Séance en hémicycle du mardi 2 avril 2019 à 21h45
Débat sur la fiscalité et les dépenses publiques

Photo issue du site de l'Assemblée nationale ou de WikipediaPatricia Lemoine :

Cela nous amène à nous questionner sur le préalable indispensable à la levée de l'impôt : le consentement à l'impôt. Pour consentir à l'impôt, encore faut-il comprendre l'usage qui en est fait. Qui sait, parmi nos compatriotes comme sur les bancs de l'Assemblée, ce que coûte réellement à la collectivité une journée passée à l'hôpital ou encore l'année de scolarisation de son enfant ?

Pour que chacun puisse saisir l'importance de sa contribution, il nous faut donc engager un processus de pédagogie, d'équité mais aussi de simplification de notre modèle social et fiscal.

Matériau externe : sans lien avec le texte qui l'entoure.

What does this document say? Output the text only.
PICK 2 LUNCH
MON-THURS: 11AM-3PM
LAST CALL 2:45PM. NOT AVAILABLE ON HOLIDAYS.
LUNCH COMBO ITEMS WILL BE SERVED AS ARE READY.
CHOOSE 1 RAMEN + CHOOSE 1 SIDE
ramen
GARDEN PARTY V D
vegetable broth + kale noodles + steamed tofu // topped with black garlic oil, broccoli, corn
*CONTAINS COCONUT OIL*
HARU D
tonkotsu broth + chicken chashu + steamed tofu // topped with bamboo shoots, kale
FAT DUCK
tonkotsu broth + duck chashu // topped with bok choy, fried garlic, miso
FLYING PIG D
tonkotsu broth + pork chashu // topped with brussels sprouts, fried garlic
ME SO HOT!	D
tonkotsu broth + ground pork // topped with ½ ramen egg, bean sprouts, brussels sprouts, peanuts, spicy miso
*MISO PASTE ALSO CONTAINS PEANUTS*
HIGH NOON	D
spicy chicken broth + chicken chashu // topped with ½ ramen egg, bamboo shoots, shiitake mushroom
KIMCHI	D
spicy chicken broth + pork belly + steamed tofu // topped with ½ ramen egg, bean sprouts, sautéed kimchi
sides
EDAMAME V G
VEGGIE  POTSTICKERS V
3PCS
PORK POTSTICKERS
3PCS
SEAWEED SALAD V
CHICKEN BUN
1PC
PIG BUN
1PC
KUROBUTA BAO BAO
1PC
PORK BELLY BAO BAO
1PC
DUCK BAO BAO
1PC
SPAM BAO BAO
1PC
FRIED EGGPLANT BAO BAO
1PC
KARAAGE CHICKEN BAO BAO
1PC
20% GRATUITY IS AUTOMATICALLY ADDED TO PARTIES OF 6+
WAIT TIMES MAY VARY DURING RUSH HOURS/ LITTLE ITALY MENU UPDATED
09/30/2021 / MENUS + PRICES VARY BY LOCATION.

Un premier travail de pédagogie doit porter sur l'utilisation des deniers publics. À l'ère du tout numérique, le traitement informatique des données devrait nous permettre d'éclairer les citoyens sur le coût réel supporté par l'État et les collectivités pour l'ensemble des services dont ils ont pu bénéficier dans l'année, et sur la quote-part qu'ils ont eux-mêmes acquittée.

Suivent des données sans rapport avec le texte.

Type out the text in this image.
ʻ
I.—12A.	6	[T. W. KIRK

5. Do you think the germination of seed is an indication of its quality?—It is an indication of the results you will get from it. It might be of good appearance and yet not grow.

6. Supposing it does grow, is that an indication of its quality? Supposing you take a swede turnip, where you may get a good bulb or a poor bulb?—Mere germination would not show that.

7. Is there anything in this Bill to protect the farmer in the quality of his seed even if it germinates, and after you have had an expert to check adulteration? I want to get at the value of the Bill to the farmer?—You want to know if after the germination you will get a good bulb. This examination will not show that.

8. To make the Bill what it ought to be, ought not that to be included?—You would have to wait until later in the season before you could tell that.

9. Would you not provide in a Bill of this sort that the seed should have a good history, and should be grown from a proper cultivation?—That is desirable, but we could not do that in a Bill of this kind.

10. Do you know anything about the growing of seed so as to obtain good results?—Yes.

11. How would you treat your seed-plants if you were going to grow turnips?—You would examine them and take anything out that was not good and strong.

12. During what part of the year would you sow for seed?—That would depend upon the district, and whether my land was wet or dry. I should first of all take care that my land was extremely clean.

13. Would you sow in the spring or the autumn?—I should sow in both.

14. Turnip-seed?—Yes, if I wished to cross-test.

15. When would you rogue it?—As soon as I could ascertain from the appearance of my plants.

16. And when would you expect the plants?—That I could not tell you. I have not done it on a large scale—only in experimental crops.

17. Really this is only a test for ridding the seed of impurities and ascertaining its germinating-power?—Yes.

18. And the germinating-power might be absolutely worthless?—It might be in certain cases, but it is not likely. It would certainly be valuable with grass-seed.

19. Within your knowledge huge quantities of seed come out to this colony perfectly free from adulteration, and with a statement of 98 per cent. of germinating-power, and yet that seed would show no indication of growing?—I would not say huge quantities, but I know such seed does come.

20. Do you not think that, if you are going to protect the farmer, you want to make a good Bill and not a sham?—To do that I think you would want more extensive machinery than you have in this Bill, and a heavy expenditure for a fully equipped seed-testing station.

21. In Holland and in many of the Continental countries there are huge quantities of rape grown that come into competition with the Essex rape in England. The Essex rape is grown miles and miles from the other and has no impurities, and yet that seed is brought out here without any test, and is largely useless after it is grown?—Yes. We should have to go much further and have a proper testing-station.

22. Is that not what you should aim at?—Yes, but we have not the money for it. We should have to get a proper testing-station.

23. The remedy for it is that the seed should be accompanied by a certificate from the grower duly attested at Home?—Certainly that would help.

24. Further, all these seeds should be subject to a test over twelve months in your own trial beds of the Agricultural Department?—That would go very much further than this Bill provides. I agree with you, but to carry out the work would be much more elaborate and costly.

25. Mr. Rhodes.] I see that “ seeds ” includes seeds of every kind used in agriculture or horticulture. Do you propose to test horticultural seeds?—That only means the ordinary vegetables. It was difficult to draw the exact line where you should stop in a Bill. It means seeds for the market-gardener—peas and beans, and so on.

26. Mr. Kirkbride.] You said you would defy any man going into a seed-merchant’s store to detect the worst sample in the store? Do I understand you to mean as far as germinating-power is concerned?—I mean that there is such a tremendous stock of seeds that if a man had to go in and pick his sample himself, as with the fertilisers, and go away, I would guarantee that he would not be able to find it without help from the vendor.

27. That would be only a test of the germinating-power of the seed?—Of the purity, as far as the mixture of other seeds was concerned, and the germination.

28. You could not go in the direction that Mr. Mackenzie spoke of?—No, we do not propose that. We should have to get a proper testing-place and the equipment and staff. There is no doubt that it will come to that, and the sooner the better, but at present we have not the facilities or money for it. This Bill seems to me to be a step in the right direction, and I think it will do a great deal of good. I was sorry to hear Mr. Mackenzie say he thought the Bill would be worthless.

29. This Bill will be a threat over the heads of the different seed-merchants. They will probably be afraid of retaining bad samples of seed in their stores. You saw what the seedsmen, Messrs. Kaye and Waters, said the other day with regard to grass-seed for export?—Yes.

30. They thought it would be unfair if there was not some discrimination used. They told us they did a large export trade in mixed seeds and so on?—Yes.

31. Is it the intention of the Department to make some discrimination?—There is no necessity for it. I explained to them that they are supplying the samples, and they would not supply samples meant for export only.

Il est temps par ailleurs de procéder à la simplification de nos politiques publiques et fiscales, en supprimant les régimes dérogatoires trop nombreux et les niches fiscales qui participent au sentiment d'injustice.

Au titre de l'équité fiscale, il est nécessaire d'instituer une meilleure progressivité de l'impôt, en introduisant par exemple davantage de tranches d'imposition pour l'impôt sur le revenu ou en élargissant les dispositifs de TVA à taux réduit. Le désir d'équité fiscale prend tout son sens quand on constate que seuls 43 % des foyers fiscaux paient aujourd'hui l'impôt sur le revenu.

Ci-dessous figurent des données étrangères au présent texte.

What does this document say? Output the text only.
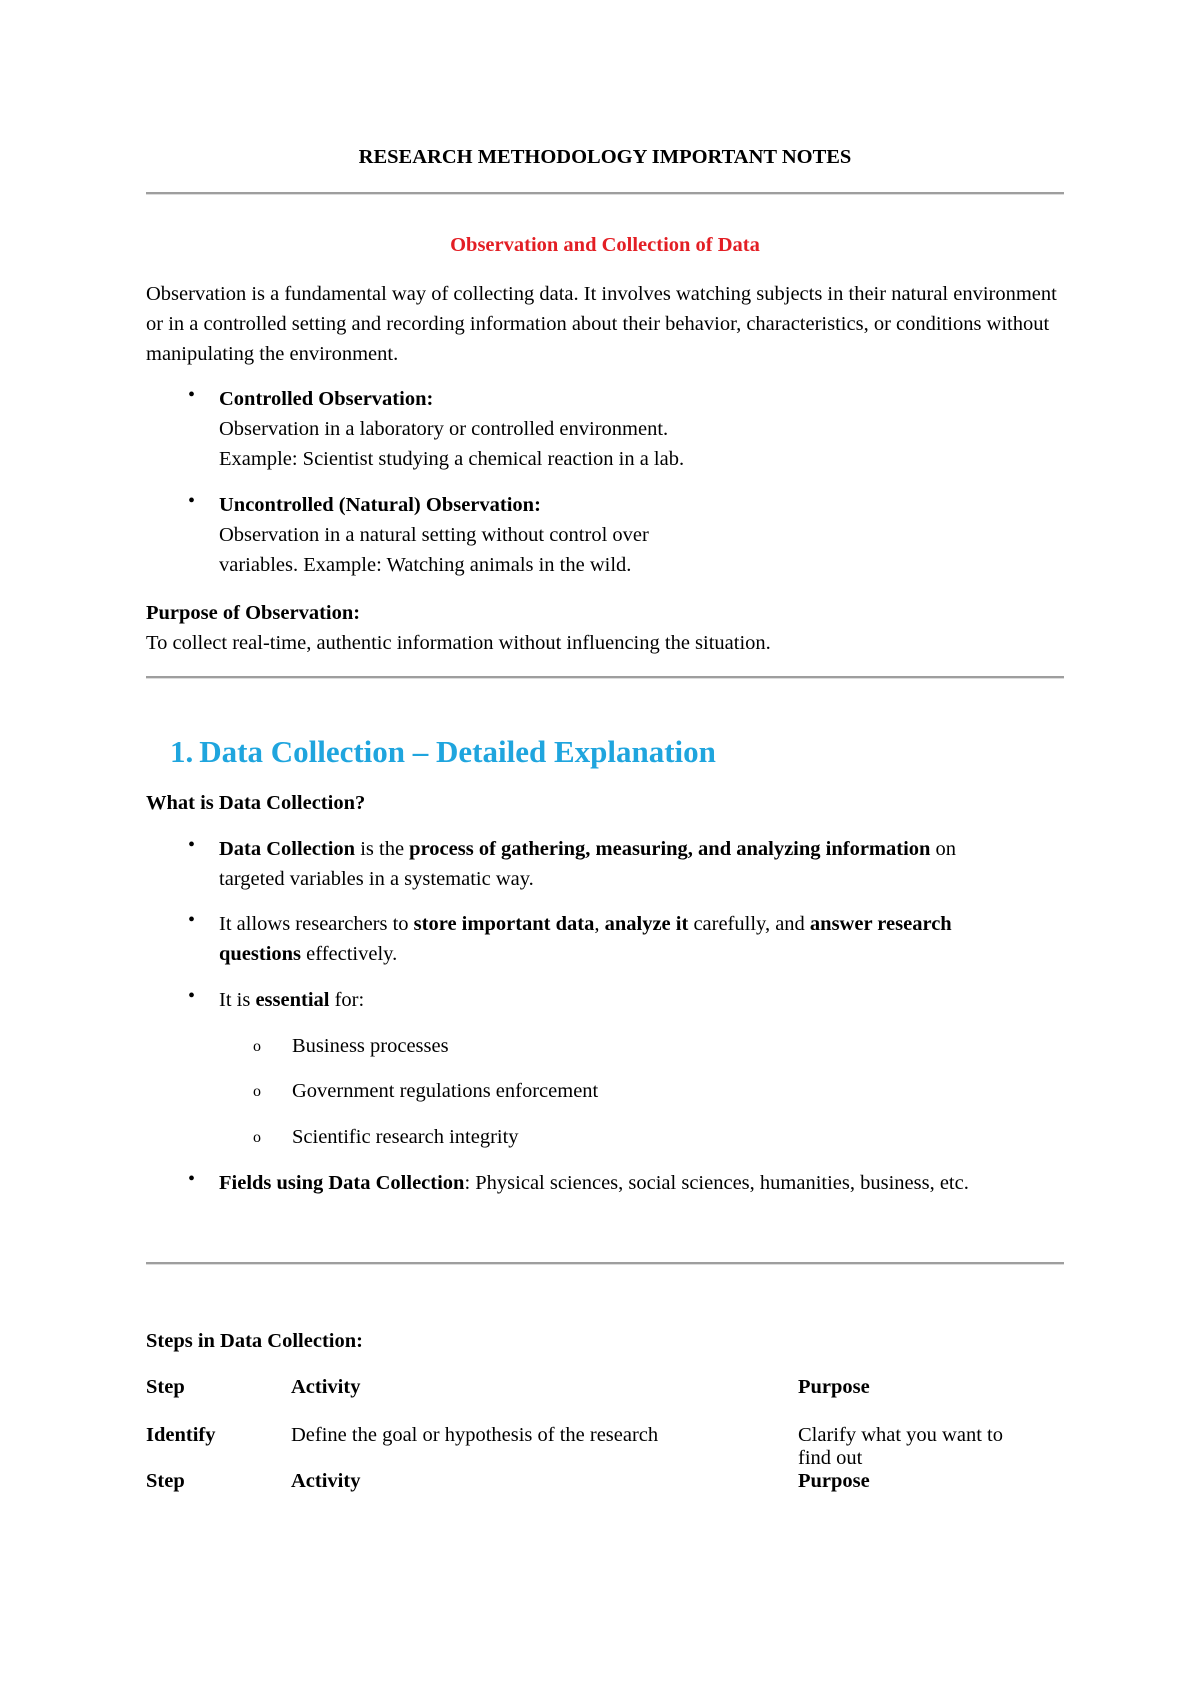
RESEARCH METHODOLOGY IMPORTANT NOTES
Observation and Collection of Data

Observation is a fundamental way of collecting data. It involves watching subjects in their natural environment or in a controlled setting and recording information about their behavior, characteristics, or conditions without manipulating the environment.

• Controlled Observation:

Observation in a laboratory or controlled environment.

Example: Scientist studying a chemical reaction in a lab.

• Uncontrolled (Natural) Observation:

Observation in a natural setting without control over

variables. Example: Watching animals in the wild.

Purpose of Observation:

To collect real-time, authentic information without influencing the situation.

1. Data Collection – Detailed Explanation

What is Data Collection?

• Data Collection is the process of gathering, measuring, and analyzing information on targeted variables in a systematic way.

• It allows researchers to store important data, analyze it carefully, and answer research questions effectively.

• It is essential for:

o Business processes
o Government regulations enforcement
o Scientific research integrity

• Fields using Data Collection: Physical sciences, social sciences, humanities, business, etc.

Steps in Data Collection:

Step	Activity	Purpose
Identify	Define the goal or hypothesis of the research	Clarify what you want to find out
Step	Activity	Purpose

Cette progressivité pourrait d'ailleurs s'inscrire dans un objectif plus global : l'universalité de l'impôt. De cette manière, dès le premier euro gagné, chaque Français contribuerait à hauteur de ses moyens à l'effort fiscal.

Le monde de l'entreprise ne doit évidemment pas être occulté car de nombreux chefs d'entreprise, artisans et travailleurs indépendants ont exprimé aussi leur colère et leur désarroi face à une fiscalité jugée confiscatoire, pour ne pas dire punitive.

L'équité fiscale impose aussi de lutter contre la fraude et l'évasion fiscale. En effet, pourquoi nos concitoyens consentiraient-ils à augmenter leur effort fiscal, alors que des dizaines de milliards d'euros sont soustraits à l'impôt par le biais de l'évasion ? La justice fiscale impose aussi de s'attaquer pleinement à cette pratique sur le plan européen et international, afin que nos initiatives ne soient pas qu'un voeu pieux.

Enfin, consentir à l'impôt signifie que l'on maintienne un service public de qualité, en luttant de façon efficace contre les inégalités territoriales qui sont aussi au coeur des débats. Il y a urgence à repenser notre modèle économique, social et fiscal en mettant un terme à des modélisations nationales qui ne tiennent pas compte des spécificités locales.

Pour ce faire, faisons confiance aux acteurs locaux et aux élus, capables d'intelligence collective et d'innovation pour permettre aux Français d'accéder à un service public de qualité, adapté à leurs besoins. C'est à cette condition qu'il nous sera possible de permettre le consentement à l'impôt.

J'en appelle donc à la responsabilité de chacun. Ne gâchons pas l'espoir suscité par l'organisation de ce grand débat démocratique et participatif. Les Français nous regardent et attendent de nous des actes concrets, de vrais changements et, vous l'aurez compris, plus de justice fiscale et sociale.